Why Should Gentiles Celebrate Purim?
Purim is the holiday associated with the story of Esther. She was chosen to be queen of Persia, “for such a time as this”, her uncle Mordecai, told her, in order to save the Jewish people from an extermination plot. You can read her story in the Bible, the book of Esther. Today Jews all over the world sing, dance, feast, and act out the story. The children boo and hiss at the name of Haman, the villain; cheer for Mordecai ; and sigh whenever the name of beautiful Esther is mentioned.
So why should Gentiles celebrate Purim?
Several years ago as Tim and I walked out of church on Sunday morning, I asked him, “What is this thing we do on Sunday mornings, and why is it so different from what we read in the book of Acts?”
As we started our research journey on the history of the “church”, the first stopping point was learning that the word “church” in the New Testament, never meant a building or a “Christian” congregation. The word translated, “church”, we learned is “ekklesia”–it means the called out ones, or an assembly of the called out ones.
All of our paradigms began to change.
We have been studying the Jewish roots of Christianity ever since. We have come such a long way in this journey, and learned so much that it will take many blog posts to map out the path. So today, I will just say this:
To read what we call the New Testament, without understanding the Jewish context of it, is like reading a webpage and not clicking on the hyperlinks. Nearly every verse of the New Testament refers back to something in the “Old” Testament. And ALL of the “New” Testament was written by Jews, with the probable exceptions of the books of Luke and Acts. The whole Bible is Jewish.

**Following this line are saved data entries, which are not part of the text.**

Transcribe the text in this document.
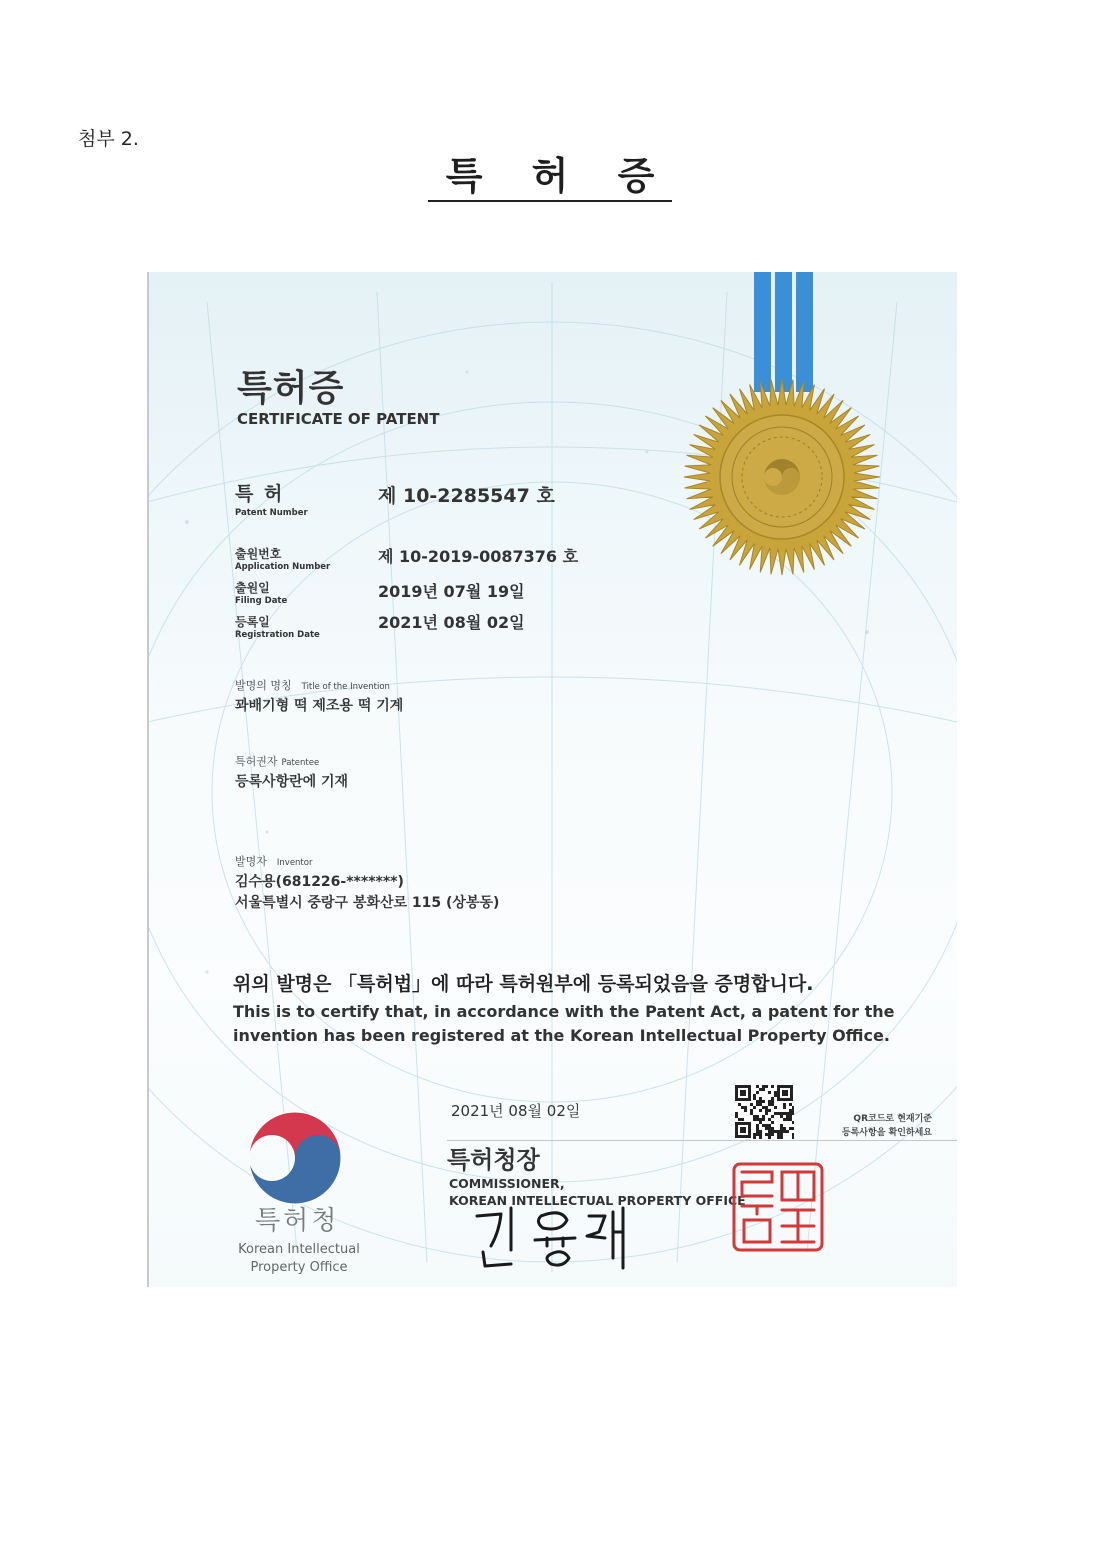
첨부 2.
특 허 증
특허증
CERTIFICATE OF PATENT
특 허
Patent Number
제 10-2285547 호
출원번호
Application Number
제 10-2019-0087376 호
출원일
Filing Date	2019년 07월 19일
등록일
Registration Date
2021년 08월 02일
발명의 명칭 Title of the Invention
꽈배기형 떡 제조용 떡 기계
특허권자 Patentee
등록사항란에 기재
발명자 Inventor
김수용(681226-*******)
서울특별시 중랑구 봉화산로 115 (상봉동)
위의 발명은 「특허법」에 따라 특허원부에 등록되었음을 증명합니다.
This is to certify that, in accordance with the Patent Act, a patent for the invention has been registered at the Korean Intellectual Property Office.
특허청
Korean Intellectual
Property Office
2021년 08월 02일
특허청장
COMMISSIONER,
KOREAN INTELLECTUAL PROPERTY OFFICE
QR코드로 현재기준
등록사항을 확인하세요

We used to call ourselves, “Christians”. We now call ourselves, “Messianic Gentiles”.
In the coming weeks I hope to map our our journey, to explain the changes, and, Lord willing, inspire other people to dig for the roots.
So, why did a couple of aging Gentiles and our friend, dress up on costumes and go to a Purim party? First because our new Messianic Jewish friend invited us, but mostly because we want to draw closer to the Jewish community, learn from it, to demonstrate that we understand that the Jews were chosen by God to deliver his Word to the world. They were, and are, the chosen people. Jesus is a Jew. For that we are, and will be, forever grateful that Esther was chosen to save the Jews from annellation thereby enabling us to be grafted in.